An Associated Press newspaper account from  September 12, 1948 discussed a proposed research trip by Kelsey to the Great Lakes Region:
Dick Kelsey, one of Disney chief staff artists will spend six weeks (starting Sept 25) touring the Great Lakes Region sketching and documenting the settings of Longfellow s famous narrative poem. His Itinerary includes Chicago, Minneapolis-St. Paul, the shores of Lake Superior and Michigan, Ann Arbor, Lansing and Detroit across Lake Erie to Buffalo then through Rochester the Finger Lakes district the Mohawk Valley down the Hudson to New York and on to Washington for museum data.  Color camera records will supplement his sketches The finished cartoon likewise will be in color. Kelsey's will be no easy task in this modern era since he insists he will try to recapture both the spirit and the look of Hiawatha's land.  Every remaining forest, prairie, lake and river associated with the Indian legend will be visited by boat, automobile, train, horse or on foot, he declared.  He has arranged to study museum material in Chicago, St Paul, Minneapolis, and Rochester the American Museum of Natural History and the Heye Foundation in New York and the Smithsonian Institute and the Bureau of Indian Affairs in Washington.  At Naples, NY he will confer with Dr. Arthur C. Parker, director emeritus of the Rochester Museum, an authority on American Indian life and lore.
Hiawatha production art by Dick Kelsey.

The project was developed as a very serious interpretation of the story, and it was potentially akin to Fantasia in terms of being somewhat high-brow.  Numerous individuals within the studio expressed strong concerns about the various treatments that were put forward, and according to Solomon, the project was abandoned sometime late in 1949.  However, newspaper accounts from as late as 1951 reported the project was still active.  The New York Times noted on August 26 of that year that:
. . . the animated 'Hiawatha' is coming right along, too.  It was learned that story and camera crews are back from scouring the Great Lakes country.  The hero of Longfellow's poem is to be an Indian superman, "a sort of God-man, very much like Persia's Zoraster," our informant explained.  "There'll be some romance, though, with what's-her-name--Minniehaha."
Had the feature version of Hiawatha come to fruition, it would have certainly marked a stark contrast to that cherubic little character that had emerged from the Silly Symphonies more than a decade before.  "Mighty little Hiawatha" would have finally had the opportunity to grow up.

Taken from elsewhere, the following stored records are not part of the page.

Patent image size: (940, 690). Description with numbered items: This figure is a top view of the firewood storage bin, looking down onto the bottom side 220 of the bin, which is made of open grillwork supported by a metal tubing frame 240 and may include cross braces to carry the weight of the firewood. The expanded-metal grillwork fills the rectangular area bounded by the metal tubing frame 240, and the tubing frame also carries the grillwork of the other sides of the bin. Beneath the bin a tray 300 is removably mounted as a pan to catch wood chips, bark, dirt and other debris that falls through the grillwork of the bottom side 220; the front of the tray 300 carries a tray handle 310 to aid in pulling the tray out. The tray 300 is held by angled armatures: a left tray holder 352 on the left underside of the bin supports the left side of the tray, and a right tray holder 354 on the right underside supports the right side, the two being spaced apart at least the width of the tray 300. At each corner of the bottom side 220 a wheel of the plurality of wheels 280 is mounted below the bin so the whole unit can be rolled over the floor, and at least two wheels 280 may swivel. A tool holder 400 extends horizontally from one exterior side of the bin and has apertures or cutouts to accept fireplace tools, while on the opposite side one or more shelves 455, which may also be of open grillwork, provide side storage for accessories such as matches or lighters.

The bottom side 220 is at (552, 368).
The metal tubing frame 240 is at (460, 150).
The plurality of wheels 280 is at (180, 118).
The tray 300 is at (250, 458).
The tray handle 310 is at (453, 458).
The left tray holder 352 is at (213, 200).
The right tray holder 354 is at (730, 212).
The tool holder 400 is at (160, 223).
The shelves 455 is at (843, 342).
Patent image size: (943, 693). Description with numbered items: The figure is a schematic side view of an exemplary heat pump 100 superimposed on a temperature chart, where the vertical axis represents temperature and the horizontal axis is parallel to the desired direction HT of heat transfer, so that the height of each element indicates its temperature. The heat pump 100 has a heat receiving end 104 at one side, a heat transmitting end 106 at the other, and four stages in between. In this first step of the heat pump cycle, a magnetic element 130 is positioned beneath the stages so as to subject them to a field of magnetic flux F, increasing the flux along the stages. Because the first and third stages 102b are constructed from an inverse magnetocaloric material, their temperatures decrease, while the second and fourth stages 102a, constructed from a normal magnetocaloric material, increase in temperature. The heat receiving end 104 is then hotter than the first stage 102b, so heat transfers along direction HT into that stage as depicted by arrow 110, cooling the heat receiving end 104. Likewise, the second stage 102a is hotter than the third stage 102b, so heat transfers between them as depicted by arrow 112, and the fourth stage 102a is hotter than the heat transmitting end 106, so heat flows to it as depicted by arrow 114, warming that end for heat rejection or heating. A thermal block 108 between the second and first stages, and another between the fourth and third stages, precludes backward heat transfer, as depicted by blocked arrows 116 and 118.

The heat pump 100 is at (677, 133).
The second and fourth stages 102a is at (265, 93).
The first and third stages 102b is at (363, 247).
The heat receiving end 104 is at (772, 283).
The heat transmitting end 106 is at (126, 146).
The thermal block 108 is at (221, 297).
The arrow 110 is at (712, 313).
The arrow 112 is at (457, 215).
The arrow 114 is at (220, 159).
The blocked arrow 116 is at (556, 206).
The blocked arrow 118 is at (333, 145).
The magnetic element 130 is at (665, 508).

Special acknowledgments to Charles Solomon and his book The Disney That Never Was as a resource for this article.

1 comments:

Cory Gross said...

Interesting article on one of those characters you always just sorta' see around.

In a way, I'm kind of glad that the Hiawatha film was never made. After doing a whole research paper on the representations of Native Americans in Disney films in the post-war period, I'm not confident that it would be anything but an embarassment today. In many ways, I'm suprised that Peter Pan gets away with what it does (a combination, I imagine, of it being so insulated by it's classic status coupled with the relative lack of political power held by Native Americans).

Artistically it might have been interesting, but morally, historically and politically there could have been so much wrong with it.